Now, the easiest way to view order of growth is not as an absolute propery of an algorithm, but instead as a relation between functions. When we say that an algorithm is quadratic, we actually mean that the mathematical function $f(n)$ that describes the abstract runtime of the algorithm, is related to the quadratic function $g(n) = n^2$ in some way.

So, how can we relate functions using orders of growth? We do this by saying that one function is a bound of another function.

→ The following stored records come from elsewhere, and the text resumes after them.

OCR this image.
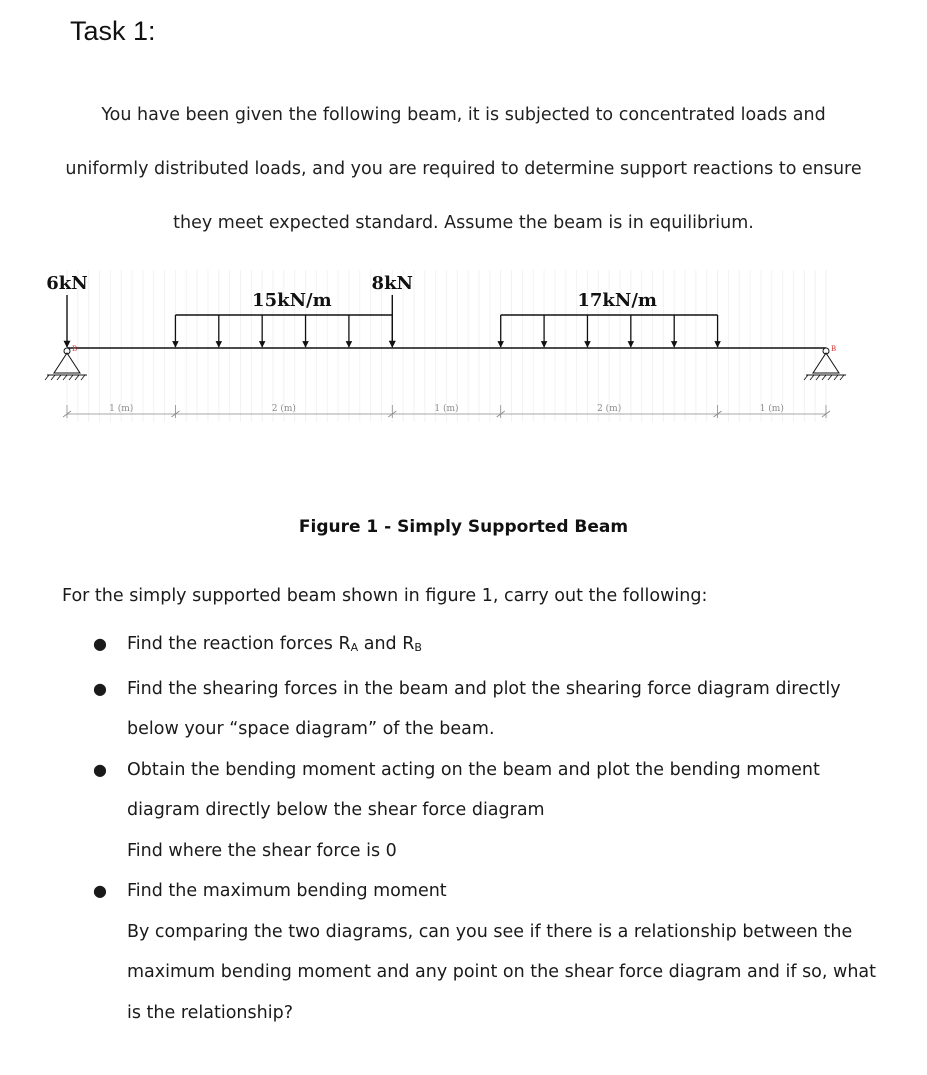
Task 1:
You have been given the following beam, it is subjected to concentrated loads and
uniformly distributed loads, and you are required to determine support reactions to ensure
they meet expected standard. Assume the beam is in equilibrium.
15kN/m	17kN/m
6kN	8kN
B	B
1 (m)	2 (m)	1 (m)	2 (m)	1 (m)
Figure 1 - Simply Supported Beam
For the simply supported beam shown in figure 1, carry out the following:
● Find the reaction forces $R_A$ and $R_B$
● Find the shearing forces in the beam and plot the shearing force diagram directly
below your “space diagram” of the beam.
● Obtain the bending moment acting on the beam and plot the bending moment
diagram directly below the shear force diagram
Find where the shear force is 0
● Find the maximum bending moment
By comparing the two diagrams, can you see if there is a relationship between the
maximum bending moment and any point on the shear force diagram and if so, what
is the relationship?
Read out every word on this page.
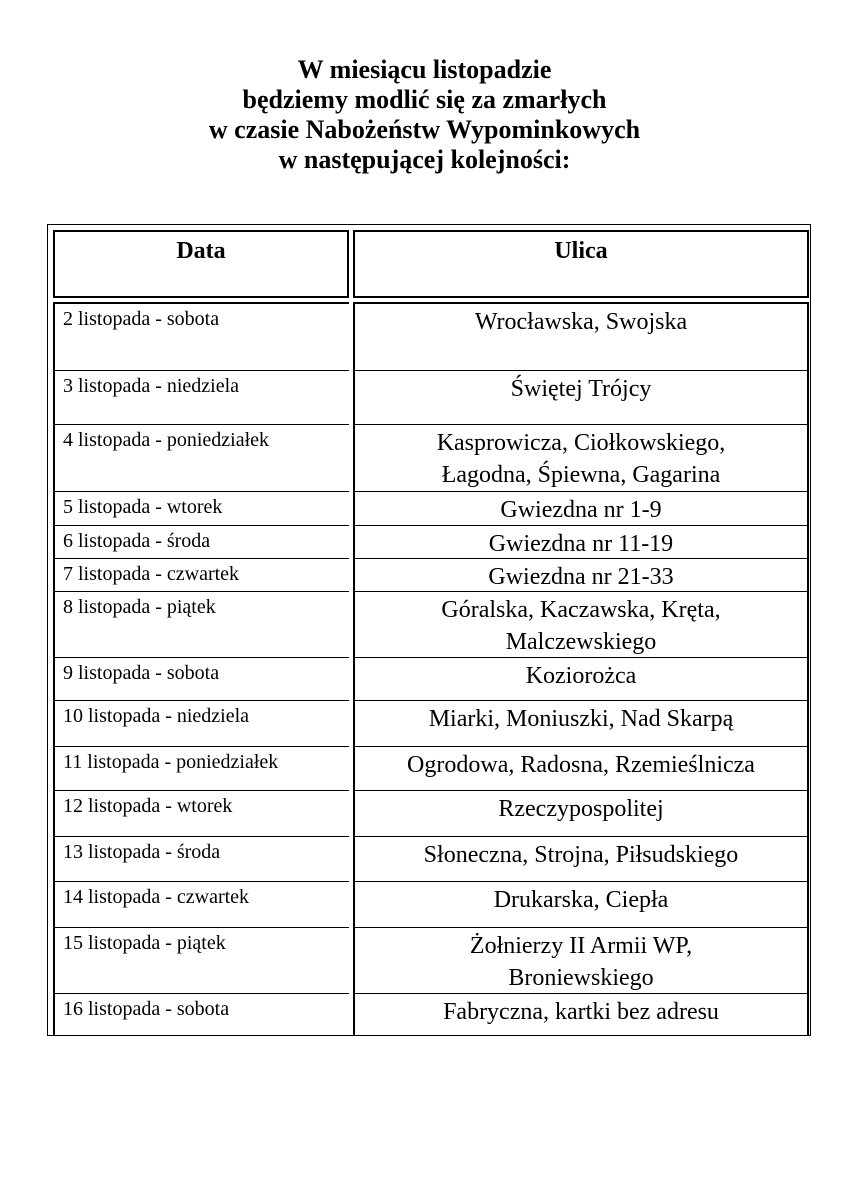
W miesiącu listopadzie
będziemy modlić się za zmarłych
w czasie Nabożeństw Wypominkowych
w następującej kolejności:
Data	Ulica
2 listopada - sobota
3 listopada - niedziela
4 listopada - poniedziałek
5 listopada - wtorek
6 listopada - środa
7 listopada - czwartek
8 listopada - piątek
9 listopada - sobota
10 listopada - niedziela
11 listopada - poniedziałek
12 listopada - wtorek
13 listopada - środa
14 listopada - czwartek
15 listopada - piątek
16 listopada - sobota
Wrocławska, Swojska
Świętej Trójcy
Kasprowicza, Ciołkowskiego,
Łagodna, Śpiewna, Gagarina
Gwiezdna nr 1-9
Gwiezdna nr 11-19
Gwiezdna nr 21-33
Góralska, Kaczawska, Kręta,
Malczewskiego
Koziorożca
Miarki, Moniuszki, Nad Skarpą
Ogrodowa, Radosna, Rzemieślnicza
Rzeczypospolitej
Słoneczna, Strojna, Piłsudskiego
Drukarska, Ciepła
Żołnierzy II Armii WP,
Broniewskiego
Fabryczna, kartki bez adresu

E.g., when we say that an algorithm $\mathbf{A}$ is quadratic, we actually mean that the function $n^2$ is an upper bound of $\mathbf{A}$. The following are informal definitions of upper, lower and tight bounds – we will define them more rigorously in Chapter 5.

Upper bound

$f$ is an upper bound of $g$ iff $f$ grows at least as fast as $g$, and we write this $f\in O(g)$

Lower bound

$f$ is a lower bound of $g$ iff $f$ grows at most as fast as $g$, and we write this $f\in\Omega(g)$

Tight bound

$f$ is a tight bound of $g$ iff both functions grow at the same rate, and we write this $f\in\Theta(g)$

2.6.2 Should we use $O$, $\Omega$ or $\Theta$?

If an algorithm has a lower bound of $\Omega(f)$, we know that it will never run asymptotically faster than $f$. But this is usually not very useful knowledge, because we are more interested in knowing how the algorithm works on on bad inputs. Therefore the upper bound $O(f)$ is by far the most common complexity measure that people use, and this is what we will be using in this book.

One could argue that $\Theta(f)$ would be an even better measure, because it gives more information about an algorithm. But it is much more difficult to reason about $\Theta(f)$, and therefore we will almost exclusively use the upper bound notation $O(f)$.

So, is the lower bound useless? – No, definitely not. The main use case for $\Omega$ is when we want to classify problems, not algorithms. One example is when proving that the lower bound for sorting is $\Omega(n\log n)$, which we do in Section 5.3.1. But classifying problems is out of scope for this book, so we will not use $\Omega$ much.